Local Javascript plugins
Most Javascript plugins are also written in Javascript. This makes it a bit harder to do the same.
We will use protoc-gen-es
as example.
Install via npm:
npm install @bufbuild/protoc-gen-es@2.2.2
This installs the plugin into the node_modules
folder, just like ordinary dependencies managed by node.
The application can be executed like this:
./node_modules/@bufbuild/protoc-gen-es/bin/protoc-gen-es --version
It can be used in buf.gen.yaml:
...
plugins:
- local: ./node_modules/@bufbuild/protoc-gen-es/bin/protoc-gen-es
out: proto/gen/ts
opt: paths=source_relative
It’s also possible to just add ./node_modules/@bufbuild/protoc-gen-es/bin
to PATH, but it’s not as good as in go. Go puts all installed binaries into $GOPATH/bin
, however npm
installs every module into a different directory. To make matters even worse, the path for executables is not standardized. Some apps place their executable(s) into the module’s bin/
folder, some others just place it directly in ./
(within node_modules, e.g. ./node_modules/@bufbuild/protoc-gen-es/bin
. This makes it annoying to manage, you’ll need to add all these to PATH.
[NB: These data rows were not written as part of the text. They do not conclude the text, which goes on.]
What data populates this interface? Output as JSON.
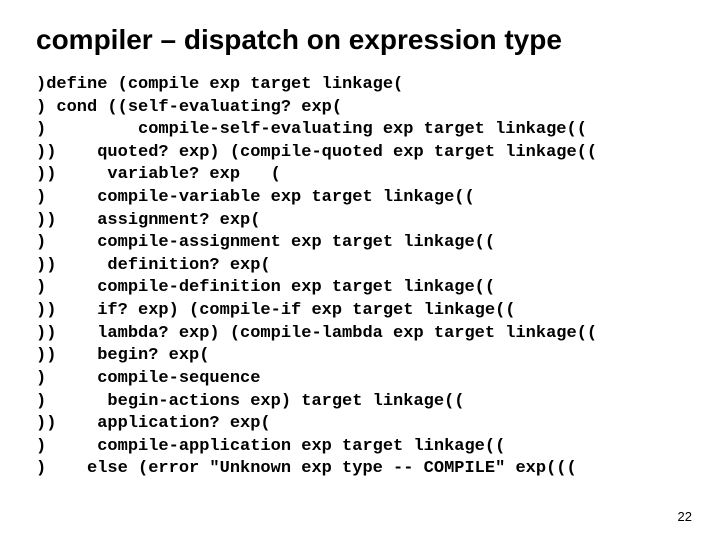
{
  "title": "compiler – dispatch on expression type",
  "code_lines": [
    ")define (compile exp target linkage(",
    ") cond ((self-evaluating? exp(",
    ")         compile-self-evaluating exp target linkage((",
    "))    quoted? exp) (compile-quoted exp target linkage((",
    "))     variable? exp   (",
    ")     compile-variable exp target linkage((",
    "))    assignment? exp(",
    ")     compile-assignment exp target linkage((",
    "))     definition? exp(",
    ")     compile-definition exp target linkage((",
    "))    if? exp) (compile-if exp target linkage((",
    "))    lambda? exp) (compile-lambda exp target linkage((",
    "))    begin? exp(",
    ")     compile-sequence",
    ")      begin-actions exp) target linkage((",
    "))    application? exp(",
    ")     compile-application exp target linkage((",
    ")    else (error \"Unknown exp type -- COMPILE\" exp((("
  ],
  "page_number": "22"
}
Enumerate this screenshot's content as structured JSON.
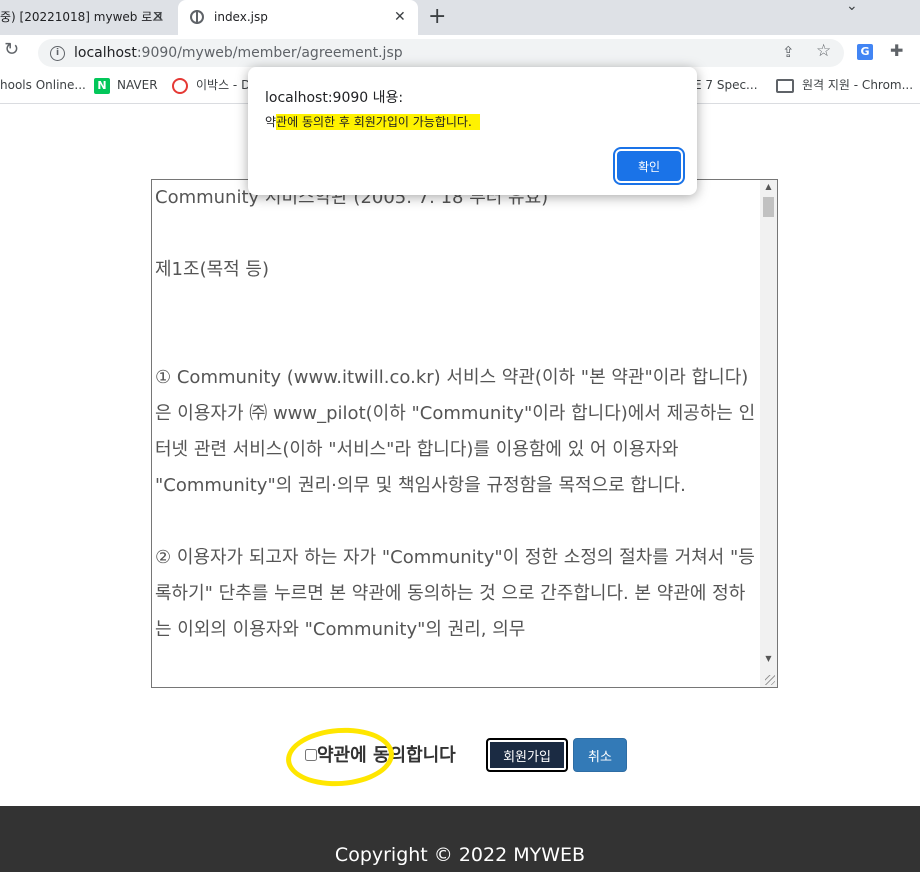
{
  "browser": {
    "tabs": [
      {
        "title": "중) [20221018] myweb 로그",
        "close": "✕"
      },
      {
        "title": "index.jsp",
        "close": "✕"
      }
    ],
    "new_tab": "+",
    "tab_search": "⌄",
    "address": {
      "host": "localhost",
      "rest": ":9090/myweb/member/agreement.jsp"
    },
    "bookmarks": [
      {
        "label": "hools Online..."
      },
      {
        "label": "NAVER",
        "icon": "N"
      },
      {
        "label": "이박스 - D"
      },
      {
        "label": "E 7 Spec..."
      },
      {
        "label": "원격 지원 - Chrom..."
      }
    ]
  },
  "alert": {
    "title": "localhost:9090 내용:",
    "message_lead": "약",
    "message_highlighted": "관에 동의한 후 회원가입이 가능합니다.",
    "ok_label": "확인"
  },
  "terms": {
    "paragraphs": [
      "Community 서비스약관 (2005. 7. 18 부터 유효)",
      "",
      "제1조(목적 등)",
      "",
      "",
      "① Community (www.itwill.co.kr) 서비스 약관(이하 \"본 약관\"이라 합니다)은 이용자가 ㈜ www_pilot(이하 \"Community\"이라 합니다)에서 제공하는 인터넷 관련 서비스(이하 \"서비스\"라 합니다)를 이용함에 있 어 이용자와 \"Community\"의 권리·의무 및 책임사항을 규정함을 목적으로 합니다.",
      "",
      "② 이용자가 되고자 하는 자가 \"Community\"이 정한 소정의 절차를 거쳐서 \"등록하기\" 단추를 누르면 본 약관에 동의하는 것 으로 간주합니다. 본 약관에 정하는 이외의 이용자와 \"Community\"의 권리, 의무"
    ]
  },
  "form": {
    "agree_label": "약관에 동의합니다",
    "join_button": "회원가입",
    "cancel_button": "취소"
  },
  "footer": {
    "copyright": "Copyright © 2022 MYWEB"
  },
  "colors": {
    "highlight": "#ffe600",
    "footer_bg": "#333333",
    "join_button_bg": "#1b2b43",
    "cancel_button_bg": "#337ab7",
    "dialog_ok_bg": "#1a73e8"
  }
}
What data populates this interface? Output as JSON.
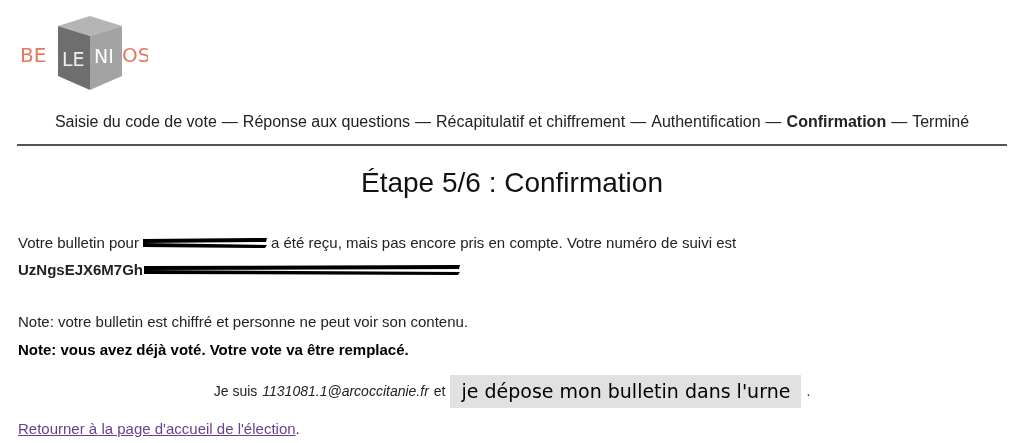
{
  "logo": {
    "left": "BE",
    "face_left": "LE",
    "face_right": "NI",
    "right": "OS"
  },
  "steps": [
    {
      "label": "Saisie du code de vote",
      "selected": false
    },
    {
      "label": "Réponse aux questions",
      "selected": false
    },
    {
      "label": "Récapitulatif et chiffrement",
      "selected": false
    },
    {
      "label": "Authentification",
      "selected": false
    },
    {
      "label": "Confirmation",
      "selected": true
    },
    {
      "label": "Terminé",
      "selected": false
    }
  ],
  "step_separator": "—",
  "heading": "Étape 5/6 : Confirmation",
  "receipt": {
    "before": "Votre bulletin pour",
    "after": "a été reçu, mais pas encore pris en compte. Votre numéro de suivi est",
    "tracking_number": "UzNgsEJX6M7Gh"
  },
  "notes": [
    {
      "text": "Note: votre bulletin est chiffré et personne ne peut voir son contenu.",
      "bold": false
    },
    {
      "text": "Note: vous avez déjà voté. Votre vote va être remplacé.",
      "bold": true
    }
  ],
  "cast": {
    "prefix": "Je suis",
    "user": "1131081.1@arcoccitanie.fr",
    "conjunction": "et",
    "button": "je dépose mon bulletin dans l'urne",
    "suffix": "."
  },
  "back_link": {
    "text": "Retourner à la page d'accueil de l'élection",
    "suffix": "."
  }
}
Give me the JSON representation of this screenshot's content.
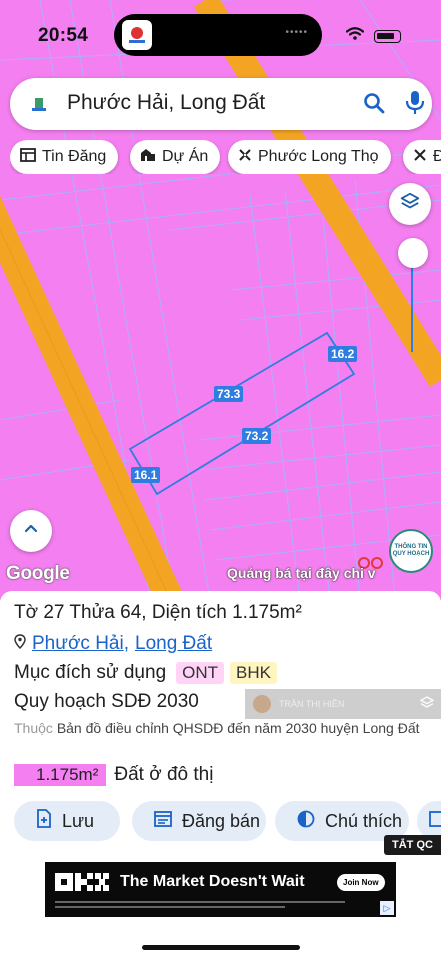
{
  "status_bar": {
    "time": "20:54"
  },
  "search": {
    "query": "Phước Hải, Long Đất"
  },
  "chips": [
    {
      "label": "Tin Đăng",
      "icon": "newspaper-icon"
    },
    {
      "label": "Dự Án",
      "icon": "buildings-icon"
    },
    {
      "label": "Phước Long Thọ",
      "icon": "close-icon"
    },
    {
      "label": "Đ",
      "icon": "close-icon"
    }
  ],
  "map": {
    "edge_labels": [
      "16.2",
      "73.3",
      "73.2",
      "16.1"
    ],
    "google_label": "Google",
    "ad_label": "Quảng bá tại đây chi v",
    "qh_badge": [
      "THÔNG TIN",
      "QUY HOẠCH"
    ]
  },
  "panel": {
    "title": "Tờ 27 Thửa 64, Diện tích 1.175m²",
    "ward": "Phước Hải",
    "separator": ",",
    "district": "Long Đất",
    "purpose_label": "Mục đích sử dụng",
    "purpose_tags": [
      "ONT",
      "BHK"
    ],
    "plan_title": "Quy hoạch SDĐ 2030",
    "desc_prefix": "Thuộc",
    "desc_text": "Bản đồ điều chỉnh QHSDĐ đến năm 2030 huyện Long Đất",
    "area_value": "1.175m²",
    "area_type": "Đất ở đô thị",
    "overlay_user": "TRẦN THỊ HIỀN",
    "actions": [
      "Lưu",
      "Đăng bán",
      "Chú thích"
    ],
    "tat_qc": "TẮT QC"
  },
  "ad_banner": {
    "brand": "OKX",
    "headline": "The Market Doesn't Wait",
    "cta": "Join Now"
  },
  "colors": {
    "land_pink": "#f47ff0",
    "road_orange": "#f4a423",
    "edge_blue": "#2f7de0",
    "link_blue": "#1a63c8"
  }
}
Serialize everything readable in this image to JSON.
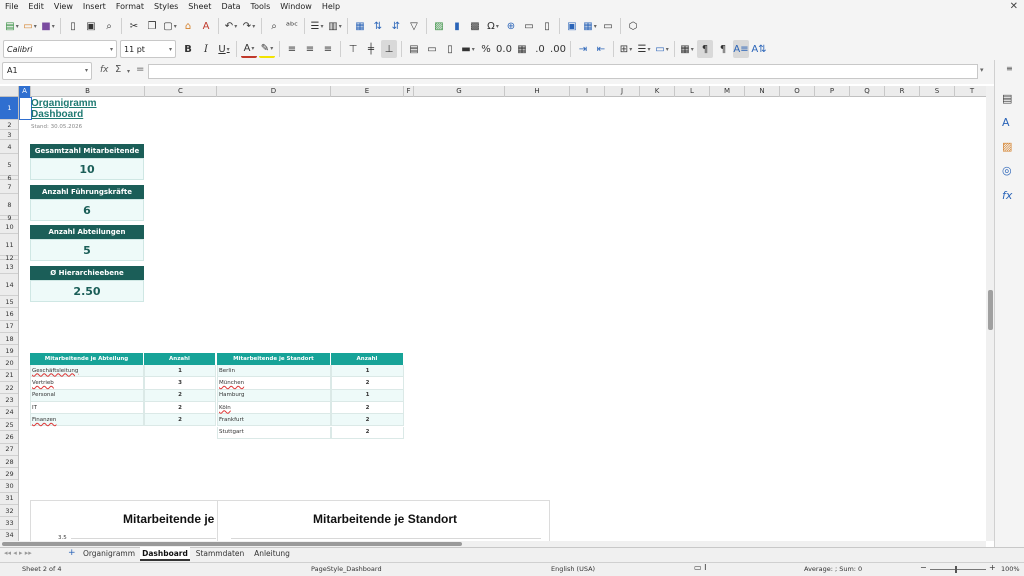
{
  "menubar": {
    "items": [
      "File",
      "Edit",
      "View",
      "Insert",
      "Format",
      "Styles",
      "Sheet",
      "Data",
      "Tools",
      "Window",
      "Help"
    ],
    "close_glyph": "✕"
  },
  "toolbar": {
    "font_name": "Calibri",
    "font_size": "11 pt"
  },
  "formula_bar": {
    "cell_ref": "A1",
    "fx_glyph": "fx",
    "sum_glyph": "Σ",
    "equals_glyph": "=",
    "content": ""
  },
  "columns": [
    "A",
    "B",
    "C",
    "D",
    "E",
    "F",
    "G",
    "H",
    "I",
    "J",
    "K",
    "L",
    "M",
    "N",
    "O",
    "P",
    "Q",
    "R",
    "S",
    "T"
  ],
  "rows": [
    "1",
    "2",
    "3",
    "4",
    "5",
    "6",
    "7",
    "8",
    "9",
    "10",
    "11",
    "12",
    "13",
    "14",
    "15",
    "16",
    "17",
    "18",
    "19",
    "20",
    "21",
    "22",
    "23",
    "24",
    "25",
    "26",
    "27",
    "28",
    "29",
    "30",
    "31",
    "32",
    "33",
    "34"
  ],
  "dashboard": {
    "title_line1": "Organigramm",
    "title_line2": "Dashboard",
    "stand": "Stand: 30.05.2026",
    "kpis": [
      {
        "label": "Gesamtzahl Mitarbeitende",
        "value": "10"
      },
      {
        "label": "Anzahl Führungskräfte",
        "value": "6"
      },
      {
        "label": "Anzahl Abteilungen",
        "value": "5"
      },
      {
        "label": "Ø Hierarchieebene",
        "value": "2.50"
      }
    ],
    "dept_table": {
      "headers": [
        "Mitarbeitende je Abteilung",
        "Anzahl"
      ],
      "rows": [
        {
          "name": "Geschäftsleitung",
          "count": "1"
        },
        {
          "name": "Vertrieb",
          "count": "3"
        },
        {
          "name": "Personal",
          "count": "2"
        },
        {
          "name": "IT",
          "count": "2"
        },
        {
          "name": "Finanzen",
          "count": "2"
        }
      ]
    },
    "loc_table": {
      "headers": [
        "Mitarbeitende je Standort",
        "Anzahl"
      ],
      "rows": [
        {
          "name": "Berlin",
          "count": "1"
        },
        {
          "name": "München",
          "count": "2"
        },
        {
          "name": "Hamburg",
          "count": "1"
        },
        {
          "name": "Köln",
          "count": "2"
        },
        {
          "name": "Frankfurt",
          "count": "2"
        },
        {
          "name": "Stuttgart",
          "count": "2"
        }
      ]
    },
    "chart1_title": "Mitarbeitende je",
    "chart2_title": "Mitarbeitende je Standort",
    "chart1_axis_tick": "3.5"
  },
  "tabs": {
    "add_glyph": "+",
    "items": [
      "Organigramm",
      "Dashboard",
      "Stammdaten",
      "Anleitung"
    ],
    "active": "Dashboard"
  },
  "status": {
    "sheet": "Sheet 2 of 4",
    "page_style": "PageStyle_Dashboard",
    "language": "English (USA)",
    "stats": "Average: ; Sum: 0",
    "zoom": "100%"
  }
}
To make it simpler, i’ve started exploring usage of the package manager directly to run the app. npm
can’t do it, but npx
can (it’s part of npm).
- local:
- "npx"
- "@bufbuild/protoc-gen-es@2.2.2"
out: proto/gen/ts
This works. However, i had issues with concurrent invocations of npx
. The cache directory in $NPM_CACHR_DIR/_npx
got corrupted by concurrent invocations of npx
- buf may do that.
I’ve tried out another package manager that is on the rise, bun
. While i am not a fan of jumping at new runtimes quickly, i find it acceptable to use it for packaging and running tools.
- local:
- "bun"
- "x"
- "@bufbuild/protoc-gen-es@2.2.2"
out: proto/gen/ts
This works really well, and gives us the same experience as go plugins.
You can find the complete example on GitHub.